Human Safaris (also known as tourism)
2012-03-19
(Originally posted at Womanist Musings. Posting here for archival purposes.)
Until recently I had never noticed how very creepy white people can sound when they are talking about travelling. I heard a conversation recently about travelling and one participant talked about how they could sit for hours in Mumbai just watching. Watching people. Talking all about how different everything was over there. Which is interesting in light of a story on India on human safaris. On hearing this discussion over tourism and travel, I wonder if there is a substantive difference between going on an actual human safari and any tourism by white people in PoC countries.
Now other people have written about the problems with tourism. And there are many. But I really just want to talk about how creepy it sounds. It is poverty porn, treating cultures of colour like they are commodities to be consumed; it is exotification, etc. This is most visible white photographers taking pictures of poor Black and Brown people (often without consent). But it is also visible in the travel narratives most people use when describing their trips. There is a tendency to focus on differences and to convey aspects that the audience will find shocking (e.g., “What? You can smoke in elevators in China? Amazing! They spit a lot in China? Gross!”). It is othering. And it is creepy as shit.
What is creepy about this voyeuristic consumption is that is almost feels like gloating. It is the white colonial gaze going out into the world and viewing the destruction that they have wrought upon the world. And this is considered a leisure activity. This is something privileged people do when they need a break from their regular lives. Something they do for fun.
Of course this isn’t everyone. For some, travel is used as an educational opportunity. How many times have I heard white people in Canada saying that this spoiled white child or other should travel so that they can see what real hardship is like? So that they can better appreciate the privileges they have built on the backs and oppression of PoC? This is a common theme in extolling the ‘virtues’ of travel. It is about becoming more cultured.

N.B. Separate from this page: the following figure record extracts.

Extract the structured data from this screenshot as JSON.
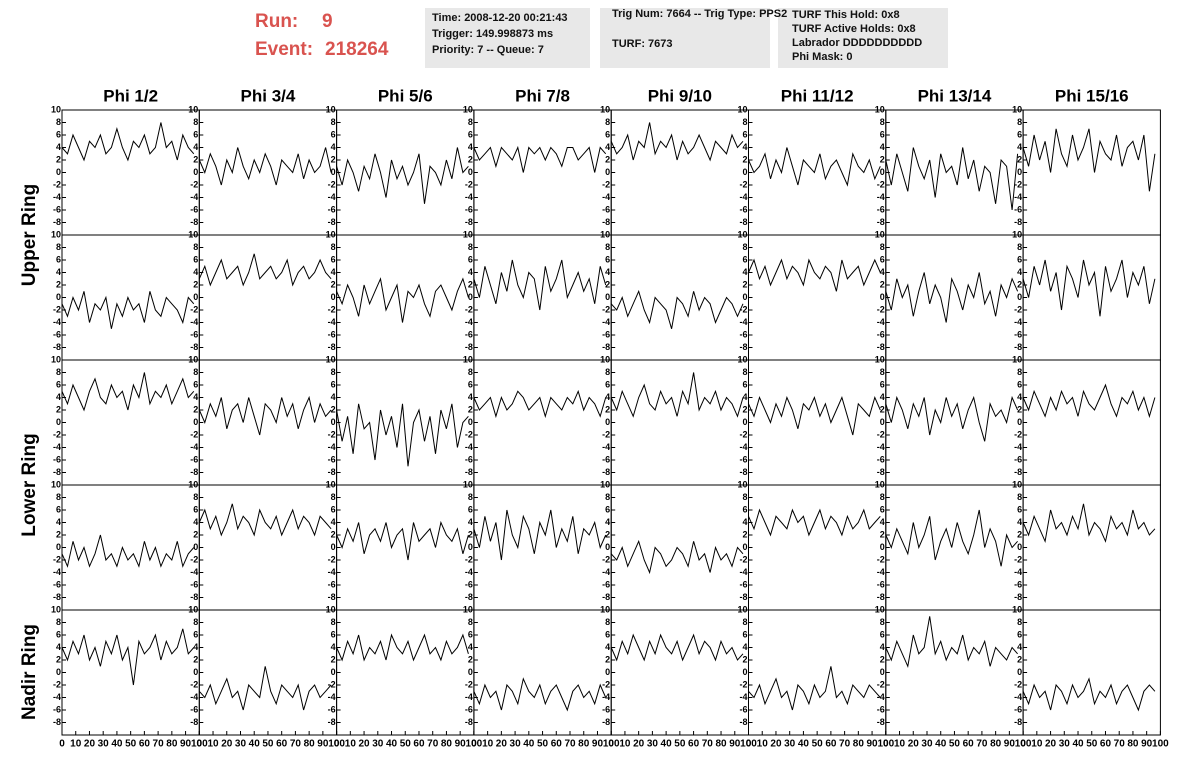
{
  "header": {
    "run_label": "Run:",
    "run": "9",
    "event_label": "Event:",
    "event": "218264"
  },
  "info": [
    [
      "Time: 2008-12-20 00:21:43",
      "Trigger: 149.998873 ms",
      "Priority: 7 -- Queue: 7"
    ],
    [
      "Trig Num: 7664 -- Trig Type: PPS2",
      "TURF: 7673"
    ],
    [
      "TURF This Hold: 0x8",
      "TURF Active Holds: 0x8",
      "Labrador DDDDDDDDDD",
      "Phi Mask: 0"
    ]
  ],
  "columns": [
    "Phi 1/2",
    "Phi 3/4",
    "Phi 5/6",
    "Phi 7/8",
    "Phi 9/10",
    "Phi 11/12",
    "Phi 13/14",
    "Phi 15/16"
  ],
  "rings": [
    "Upper Ring",
    "Lower Ring",
    "Nadir Ring"
  ],
  "axis": {
    "ylim": [
      -10,
      10
    ],
    "yticks": [
      -8,
      -6,
      -4,
      -2,
      0,
      2,
      4,
      6,
      8,
      10
    ],
    "xlim": [
      0,
      100
    ],
    "xticks": [
      0,
      10,
      20,
      30,
      40,
      50,
      60,
      70,
      80,
      90,
      100
    ],
    "x": [
      0,
      4,
      8,
      12,
      16,
      20,
      24,
      28,
      32,
      36,
      40,
      44,
      48,
      52,
      56,
      60,
      64,
      68,
      72,
      76,
      80,
      84,
      88,
      92,
      96
    ]
  },
  "panels": [
    [
      [
        4,
        3,
        6,
        4,
        2,
        5,
        4,
        6,
        3,
        4,
        7,
        4,
        2,
        5,
        4,
        6,
        3,
        4,
        8,
        4,
        5,
        2,
        6,
        4,
        3
      ],
      [
        2,
        0,
        3,
        1,
        -2,
        2,
        0,
        4,
        1,
        -1,
        2,
        0,
        3,
        1,
        -2,
        2,
        1,
        0,
        3,
        -1,
        2,
        0,
        1,
        4,
        0
      ],
      [
        1,
        -2,
        2,
        0,
        -3,
        1,
        -1,
        3,
        0,
        -4,
        2,
        -1,
        1,
        -2,
        0,
        3,
        -5,
        1,
        0,
        -2,
        2,
        -1,
        4,
        0,
        1
      ],
      [
        4,
        2,
        3,
        4,
        1,
        4,
        3,
        2,
        4,
        0,
        4,
        3,
        4,
        2,
        4,
        3,
        1,
        4,
        4,
        2,
        3,
        4,
        0,
        4,
        3
      ],
      [
        5,
        3,
        4,
        6,
        2,
        5,
        4,
        8,
        3,
        5,
        4,
        6,
        2,
        5,
        3,
        4,
        6,
        4,
        2,
        5,
        4,
        3,
        6,
        4,
        5
      ],
      [
        2,
        0,
        1,
        3,
        -1,
        2,
        0,
        4,
        1,
        -2,
        2,
        1,
        0,
        3,
        -1,
        1,
        2,
        0,
        -2,
        3,
        1,
        0,
        2,
        -1,
        1
      ],
      [
        2,
        -2,
        3,
        0,
        -3,
        4,
        1,
        -1,
        2,
        -4,
        3,
        0,
        1,
        -2,
        4,
        -1,
        2,
        -3,
        1,
        0,
        -5,
        2,
        1,
        -6,
        3
      ],
      [
        4,
        1,
        6,
        2,
        5,
        0,
        7,
        3,
        1,
        6,
        2,
        4,
        7,
        0,
        5,
        3,
        2,
        6,
        1,
        4,
        5,
        2,
        6,
        -3,
        3
      ]
    ],
    [
      [
        -1,
        -3,
        0,
        -2,
        1,
        -4,
        -1,
        -2,
        0,
        -5,
        -1,
        -3,
        0,
        -2,
        -1,
        -4,
        1,
        -2,
        -3,
        0,
        -1,
        -2,
        -4,
        0,
        -1
      ],
      [
        3,
        5,
        2,
        4,
        6,
        3,
        4,
        5,
        2,
        4,
        7,
        3,
        4,
        5,
        3,
        4,
        6,
        2,
        4,
        5,
        3,
        4,
        6,
        4,
        3
      ],
      [
        1,
        -1,
        2,
        0,
        -3,
        2,
        -1,
        1,
        3,
        -2,
        0,
        2,
        -4,
        1,
        0,
        2,
        -1,
        -3,
        1,
        2,
        0,
        -2,
        1,
        3,
        0
      ],
      [
        3,
        0,
        5,
        2,
        -1,
        4,
        1,
        6,
        2,
        0,
        4,
        3,
        -2,
        5,
        1,
        3,
        6,
        0,
        2,
        4,
        1,
        3,
        -1,
        5,
        2
      ],
      [
        -1,
        -2,
        0,
        -3,
        -1,
        1,
        -2,
        -4,
        0,
        -1,
        -2,
        -5,
        0,
        -1,
        -3,
        1,
        -2,
        0,
        -1,
        -4,
        -2,
        0,
        -1,
        -3,
        -1
      ],
      [
        4,
        6,
        3,
        5,
        2,
        4,
        6,
        3,
        5,
        4,
        2,
        6,
        4,
        3,
        5,
        4,
        1,
        6,
        3,
        4,
        5,
        2,
        4,
        6,
        4
      ],
      [
        1,
        -2,
        3,
        0,
        2,
        -3,
        1,
        4,
        -1,
        2,
        0,
        -4,
        3,
        1,
        -2,
        2,
        0,
        4,
        -1,
        1,
        -3,
        2,
        0,
        3,
        1
      ],
      [
        3,
        0,
        5,
        2,
        6,
        1,
        4,
        -2,
        5,
        3,
        0,
        6,
        2,
        4,
        -3,
        5,
        1,
        3,
        6,
        0,
        4,
        2,
        5,
        -1,
        3
      ]
    ],
    [
      [
        5,
        3,
        6,
        4,
        2,
        5,
        7,
        4,
        3,
        6,
        4,
        5,
        2,
        6,
        4,
        8,
        3,
        5,
        4,
        6,
        3,
        5,
        7,
        4,
        5
      ],
      [
        2,
        0,
        3,
        1,
        4,
        -1,
        2,
        3,
        0,
        4,
        1,
        -2,
        3,
        2,
        0,
        4,
        1,
        3,
        -1,
        2,
        4,
        0,
        3,
        1,
        2
      ],
      [
        2,
        -3,
        1,
        -5,
        3,
        -1,
        0,
        -6,
        2,
        -2,
        1,
        -4,
        3,
        -7,
        0,
        2,
        -3,
        1,
        -5,
        2,
        -1,
        3,
        -4,
        0,
        1
      ],
      [
        4,
        2,
        3,
        4,
        1,
        4,
        2,
        3,
        5,
        4,
        2,
        3,
        4,
        1,
        4,
        3,
        2,
        4,
        3,
        5,
        2,
        4,
        3,
        1,
        4
      ],
      [
        4,
        2,
        5,
        3,
        1,
        4,
        6,
        3,
        2,
        5,
        3,
        4,
        1,
        5,
        3,
        8,
        2,
        4,
        3,
        5,
        2,
        4,
        3,
        1,
        4
      ],
      [
        3,
        1,
        4,
        2,
        0,
        3,
        1,
        4,
        2,
        -1,
        3,
        2,
        4,
        1,
        3,
        0,
        2,
        4,
        1,
        -2,
        3,
        2,
        1,
        4,
        2
      ],
      [
        3,
        0,
        4,
        2,
        -1,
        3,
        1,
        4,
        -2,
        2,
        0,
        4,
        1,
        3,
        -1,
        2,
        4,
        0,
        -3,
        3,
        1,
        2,
        0,
        4,
        2
      ],
      [
        4,
        2,
        5,
        3,
        1,
        4,
        2,
        5,
        3,
        4,
        1,
        5,
        3,
        2,
        4,
        6,
        3,
        1,
        4,
        3,
        5,
        2,
        4,
        1,
        4
      ]
    ],
    [
      [
        -1,
        -3,
        1,
        -2,
        0,
        -3,
        -1,
        2,
        -2,
        -1,
        -3,
        0,
        -2,
        -1,
        -3,
        1,
        -2,
        0,
        -3,
        -1,
        -2,
        1,
        -3,
        -1,
        0
      ],
      [
        4,
        6,
        3,
        5,
        2,
        4,
        7,
        3,
        5,
        4,
        2,
        6,
        4,
        3,
        5,
        2,
        4,
        6,
        3,
        5,
        4,
        2,
        5,
        4,
        3
      ],
      [
        2,
        0,
        3,
        1,
        4,
        -1,
        2,
        3,
        1,
        4,
        0,
        2,
        3,
        -2,
        4,
        1,
        2,
        3,
        0,
        4,
        2,
        1,
        3,
        -1,
        2
      ],
      [
        3,
        0,
        5,
        1,
        4,
        -2,
        6,
        2,
        0,
        5,
        3,
        -1,
        4,
        2,
        6,
        0,
        3,
        1,
        5,
        -1,
        3,
        2,
        4,
        0,
        2
      ],
      [
        -1,
        -2,
        0,
        -3,
        -1,
        1,
        -2,
        -4,
        0,
        -1,
        -3,
        -2,
        0,
        -1,
        -3,
        1,
        -2,
        -1,
        -4,
        0,
        -2,
        -1,
        -3,
        0,
        -1
      ],
      [
        5,
        3,
        6,
        4,
        2,
        5,
        4,
        3,
        6,
        4,
        5,
        2,
        4,
        6,
        3,
        5,
        4,
        2,
        5,
        3,
        4,
        6,
        3,
        4,
        5
      ],
      [
        2,
        0,
        3,
        1,
        -1,
        4,
        0,
        2,
        5,
        -2,
        1,
        3,
        0,
        4,
        1,
        -1,
        2,
        6,
        0,
        3,
        1,
        -3,
        2,
        0,
        1
      ],
      [
        4,
        2,
        5,
        3,
        1,
        6,
        3,
        4,
        2,
        5,
        3,
        7,
        2,
        4,
        3,
        1,
        5,
        3,
        4,
        2,
        6,
        3,
        4,
        2,
        3
      ]
    ],
    [
      [
        4,
        2,
        5,
        3,
        6,
        2,
        4,
        1,
        5,
        3,
        6,
        2,
        4,
        -2,
        5,
        3,
        4,
        6,
        2,
        5,
        3,
        4,
        7,
        3,
        4
      ],
      [
        -3,
        -4,
        -2,
        -5,
        -3,
        -1,
        -4,
        -3,
        -6,
        -2,
        -3,
        -4,
        1,
        -3,
        -5,
        -2,
        -3,
        -4,
        -2,
        -6,
        -3,
        -2,
        -4,
        -3,
        -2
      ],
      [
        4,
        2,
        5,
        3,
        6,
        2,
        4,
        3,
        5,
        2,
        6,
        4,
        3,
        5,
        2,
        4,
        6,
        3,
        4,
        2,
        5,
        3,
        4,
        6,
        3
      ],
      [
        -3,
        -5,
        -2,
        -4,
        -3,
        -6,
        -2,
        -3,
        -5,
        -1,
        -3,
        -4,
        -2,
        -5,
        -3,
        -2,
        -4,
        -6,
        -3,
        -2,
        -4,
        -3,
        -5,
        -2,
        -4
      ],
      [
        4,
        2,
        5,
        3,
        6,
        4,
        2,
        5,
        3,
        6,
        4,
        3,
        5,
        2,
        4,
        6,
        3,
        5,
        4,
        2,
        5,
        3,
        4,
        2,
        3
      ],
      [
        -3,
        -4,
        -2,
        -5,
        -3,
        -1,
        -4,
        -3,
        -6,
        -2,
        -3,
        -5,
        -2,
        -4,
        -3,
        1,
        -4,
        -3,
        -5,
        -2,
        -3,
        -4,
        -2,
        -3,
        -4
      ],
      [
        4,
        2,
        5,
        3,
        1,
        6,
        3,
        4,
        9,
        3,
        5,
        2,
        4,
        3,
        6,
        2,
        4,
        3,
        5,
        1,
        4,
        3,
        2,
        4,
        3
      ],
      [
        -3,
        -5,
        -2,
        -4,
        -3,
        -6,
        -2,
        -3,
        -5,
        -2,
        -4,
        -3,
        -1,
        -5,
        -3,
        -4,
        -2,
        -5,
        -3,
        -2,
        -4,
        -6,
        -3,
        -2,
        -3
      ]
    ]
  ]
}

And yet, particularly in the cases of consuming pain and oppression for educational reasons, it never crosses their minds that their very action is contributing to the misery that they are viewing. Nor does it seem to cross the minds of white people that they are responsible for the misery and oppression that they are consuming. They never appear to learn the lessons that they really need. Instead they go back home feeling grateful for the systems and institution that privileges them. They feel grateful that a child somewhere is starving to death, that a woman is being trafficked, that wars are being waged and people are dying, so that they can feel fortunate that they are not poor, not of colour, not other. This is what they learn.
For fun or education, tourism troubles me. It troubles me that all these white people are travelling about the world consuming not only most of the world’s resources but the cultures and misery of PoC the world over.
Then they go back home and tell stories about how ‘amazing,’ ‘interesting,’ and ‘different’ life is in the places they visit. And I’ve noticed a marked difference in the creepy voyeuristic tales of visiting PoC places versus visiting European countries. If they talk about Europe, it is always about the art, architecture, etc., the culture as civilization. This is not how PoC places are talked about. It is always about the ‘natives,’ the strange customs, the exotic food, or whatever.
So creepy and so loaded with racism and colonial attitudes of old.